Amanda McKee is a junior chemistry major at Millersville University.
“My involvement in the “Women in STEM Program” at Millersville started from an email I received going into my first year of college. They told me that there was a new program starting that would help women become more comfortable being in the STEM community,” says McKee. “As someone who was just starting college, I thought this would be the perfect way to become more comfortable with other women in my field.”
After graduating, McKee hopes to continue her education and work toward achieving her doctorate in hopes of one day becoming a research scientist.
“Hearing other people talk about their passion has made me realize all the different opportunities that are out there,” says McKee. “It is helpful to have a group of STEM women supporting each other and being able to discuss the challenges we could face.”

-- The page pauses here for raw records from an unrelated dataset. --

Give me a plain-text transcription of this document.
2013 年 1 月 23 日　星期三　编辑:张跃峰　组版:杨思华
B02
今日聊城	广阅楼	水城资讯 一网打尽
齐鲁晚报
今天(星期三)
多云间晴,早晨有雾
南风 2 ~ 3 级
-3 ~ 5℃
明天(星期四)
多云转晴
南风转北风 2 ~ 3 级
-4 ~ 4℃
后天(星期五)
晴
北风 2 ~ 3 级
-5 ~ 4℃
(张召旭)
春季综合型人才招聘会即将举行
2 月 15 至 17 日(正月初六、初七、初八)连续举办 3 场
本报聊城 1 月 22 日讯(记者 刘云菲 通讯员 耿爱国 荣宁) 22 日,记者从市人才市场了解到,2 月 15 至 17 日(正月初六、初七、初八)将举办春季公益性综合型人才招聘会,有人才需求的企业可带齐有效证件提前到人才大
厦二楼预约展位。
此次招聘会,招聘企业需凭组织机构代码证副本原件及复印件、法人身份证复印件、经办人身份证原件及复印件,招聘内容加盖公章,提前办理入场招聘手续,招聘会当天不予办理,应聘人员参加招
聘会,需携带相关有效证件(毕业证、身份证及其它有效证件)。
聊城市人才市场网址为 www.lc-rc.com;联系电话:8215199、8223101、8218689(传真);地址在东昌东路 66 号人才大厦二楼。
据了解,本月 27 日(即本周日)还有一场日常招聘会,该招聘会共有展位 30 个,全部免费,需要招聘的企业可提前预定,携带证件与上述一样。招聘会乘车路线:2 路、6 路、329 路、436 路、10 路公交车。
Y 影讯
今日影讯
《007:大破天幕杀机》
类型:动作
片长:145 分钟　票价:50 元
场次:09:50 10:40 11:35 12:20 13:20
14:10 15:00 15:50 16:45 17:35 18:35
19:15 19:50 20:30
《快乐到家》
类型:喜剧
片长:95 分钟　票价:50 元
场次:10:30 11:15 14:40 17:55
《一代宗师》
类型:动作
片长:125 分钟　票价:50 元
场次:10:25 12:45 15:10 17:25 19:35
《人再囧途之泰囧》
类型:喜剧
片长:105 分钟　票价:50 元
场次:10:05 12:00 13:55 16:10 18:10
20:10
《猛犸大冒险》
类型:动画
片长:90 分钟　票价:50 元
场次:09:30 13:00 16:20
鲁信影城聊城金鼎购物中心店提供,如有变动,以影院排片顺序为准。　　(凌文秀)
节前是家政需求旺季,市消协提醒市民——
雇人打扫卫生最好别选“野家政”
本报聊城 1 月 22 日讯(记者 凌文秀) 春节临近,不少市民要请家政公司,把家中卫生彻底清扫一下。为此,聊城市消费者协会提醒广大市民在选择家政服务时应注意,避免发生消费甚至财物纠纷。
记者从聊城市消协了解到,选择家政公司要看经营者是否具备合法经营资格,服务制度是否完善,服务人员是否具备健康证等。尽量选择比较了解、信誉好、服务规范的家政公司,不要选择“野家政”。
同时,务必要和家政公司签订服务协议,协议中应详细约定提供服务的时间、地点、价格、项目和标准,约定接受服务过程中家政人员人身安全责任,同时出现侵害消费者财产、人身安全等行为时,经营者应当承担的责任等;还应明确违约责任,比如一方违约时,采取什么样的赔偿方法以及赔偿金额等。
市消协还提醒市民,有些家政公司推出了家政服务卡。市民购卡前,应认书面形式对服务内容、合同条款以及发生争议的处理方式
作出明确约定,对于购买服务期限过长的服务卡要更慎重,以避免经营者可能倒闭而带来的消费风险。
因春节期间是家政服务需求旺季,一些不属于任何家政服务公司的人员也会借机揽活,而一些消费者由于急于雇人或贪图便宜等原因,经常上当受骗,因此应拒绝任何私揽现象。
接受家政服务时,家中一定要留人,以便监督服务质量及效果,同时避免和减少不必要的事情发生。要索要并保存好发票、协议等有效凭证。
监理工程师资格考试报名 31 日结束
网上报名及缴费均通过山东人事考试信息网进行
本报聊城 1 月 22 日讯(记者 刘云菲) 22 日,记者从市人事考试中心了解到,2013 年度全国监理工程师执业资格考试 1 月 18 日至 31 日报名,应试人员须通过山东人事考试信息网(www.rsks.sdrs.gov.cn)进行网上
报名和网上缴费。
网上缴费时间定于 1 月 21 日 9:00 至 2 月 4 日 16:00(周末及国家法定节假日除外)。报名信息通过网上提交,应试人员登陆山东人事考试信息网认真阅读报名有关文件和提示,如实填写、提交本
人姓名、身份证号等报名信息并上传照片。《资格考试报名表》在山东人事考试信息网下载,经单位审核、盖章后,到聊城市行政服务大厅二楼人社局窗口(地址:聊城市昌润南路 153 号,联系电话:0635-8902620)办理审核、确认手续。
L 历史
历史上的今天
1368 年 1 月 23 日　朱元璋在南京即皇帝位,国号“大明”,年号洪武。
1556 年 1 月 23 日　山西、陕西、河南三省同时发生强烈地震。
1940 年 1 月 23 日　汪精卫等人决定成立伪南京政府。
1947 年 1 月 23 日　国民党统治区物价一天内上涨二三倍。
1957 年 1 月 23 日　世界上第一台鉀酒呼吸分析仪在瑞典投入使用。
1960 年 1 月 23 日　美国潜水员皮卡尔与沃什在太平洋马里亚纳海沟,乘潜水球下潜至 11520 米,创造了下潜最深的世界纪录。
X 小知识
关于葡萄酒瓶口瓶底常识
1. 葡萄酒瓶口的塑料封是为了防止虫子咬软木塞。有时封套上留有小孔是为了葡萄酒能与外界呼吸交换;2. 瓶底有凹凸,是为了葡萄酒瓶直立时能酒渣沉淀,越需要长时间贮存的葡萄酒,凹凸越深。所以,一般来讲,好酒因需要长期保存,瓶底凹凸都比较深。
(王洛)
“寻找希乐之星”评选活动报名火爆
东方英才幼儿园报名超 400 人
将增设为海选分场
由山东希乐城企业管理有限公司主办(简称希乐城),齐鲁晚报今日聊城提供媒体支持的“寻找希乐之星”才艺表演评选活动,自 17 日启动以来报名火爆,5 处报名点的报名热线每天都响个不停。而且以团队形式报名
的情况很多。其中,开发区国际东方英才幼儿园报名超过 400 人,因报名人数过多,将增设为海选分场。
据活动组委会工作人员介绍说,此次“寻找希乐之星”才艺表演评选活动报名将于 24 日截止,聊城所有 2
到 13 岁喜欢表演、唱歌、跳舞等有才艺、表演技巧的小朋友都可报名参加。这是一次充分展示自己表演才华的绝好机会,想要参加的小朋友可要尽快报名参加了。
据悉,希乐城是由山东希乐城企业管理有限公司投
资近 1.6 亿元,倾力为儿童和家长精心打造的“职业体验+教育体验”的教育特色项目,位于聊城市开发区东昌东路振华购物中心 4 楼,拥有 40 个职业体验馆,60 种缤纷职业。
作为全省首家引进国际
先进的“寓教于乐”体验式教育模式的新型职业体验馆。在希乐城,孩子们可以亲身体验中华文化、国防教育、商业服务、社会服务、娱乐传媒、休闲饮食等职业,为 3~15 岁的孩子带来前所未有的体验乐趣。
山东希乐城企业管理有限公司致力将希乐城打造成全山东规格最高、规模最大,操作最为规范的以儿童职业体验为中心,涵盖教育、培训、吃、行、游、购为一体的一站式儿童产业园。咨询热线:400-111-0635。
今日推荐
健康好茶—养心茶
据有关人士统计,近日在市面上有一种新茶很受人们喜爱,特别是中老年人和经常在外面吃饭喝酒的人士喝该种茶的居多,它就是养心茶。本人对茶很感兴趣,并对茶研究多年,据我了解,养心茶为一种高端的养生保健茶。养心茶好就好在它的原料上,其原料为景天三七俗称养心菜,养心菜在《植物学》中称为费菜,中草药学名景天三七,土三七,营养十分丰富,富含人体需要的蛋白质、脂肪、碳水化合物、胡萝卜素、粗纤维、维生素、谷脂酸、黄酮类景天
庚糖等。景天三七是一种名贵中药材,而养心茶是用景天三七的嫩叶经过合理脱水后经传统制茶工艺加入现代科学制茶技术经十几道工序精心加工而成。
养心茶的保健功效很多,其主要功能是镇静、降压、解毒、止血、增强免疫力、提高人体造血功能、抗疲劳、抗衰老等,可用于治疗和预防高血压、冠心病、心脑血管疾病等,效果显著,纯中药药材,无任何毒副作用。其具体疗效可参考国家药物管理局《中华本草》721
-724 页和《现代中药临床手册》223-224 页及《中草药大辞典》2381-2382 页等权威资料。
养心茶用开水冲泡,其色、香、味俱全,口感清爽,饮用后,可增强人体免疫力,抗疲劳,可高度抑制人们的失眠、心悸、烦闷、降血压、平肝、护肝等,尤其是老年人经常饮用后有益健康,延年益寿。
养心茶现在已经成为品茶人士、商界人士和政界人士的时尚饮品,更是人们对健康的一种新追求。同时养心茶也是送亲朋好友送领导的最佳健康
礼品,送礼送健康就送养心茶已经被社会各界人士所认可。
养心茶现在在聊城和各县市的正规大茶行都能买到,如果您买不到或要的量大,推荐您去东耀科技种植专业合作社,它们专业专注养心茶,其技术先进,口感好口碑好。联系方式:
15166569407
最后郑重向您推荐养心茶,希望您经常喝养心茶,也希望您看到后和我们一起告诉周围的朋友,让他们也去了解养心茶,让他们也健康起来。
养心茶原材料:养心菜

Elizabeth Rickrode is a junior biology major at Millersville University. Rickrode was alerted to the program before starting her career at Millersville when she received an email letting her know she was eligible to apply for the program. After graduating, Rickrode hopes to become a teacher.
“I aim to be a teacher that students feel they can rely on,” says Rickrode. “I hope to encourage students to want to learn. I hope to inspire students to be interested in science and the way the world works.”
Millersville’s Women in STEM program has provided Rickrode with a community of women to support her journey in a male-dominated industry.
“The program is actually one of the main reasons I chose Millersville as the college I wanted to go to,” says Rickrode. “Women in scientific fields is becoming more common, but there is still a need for women to be encouraged to pursue scientific fields. Having connections with other women creates a strong community and a network of people to rely on even after college.”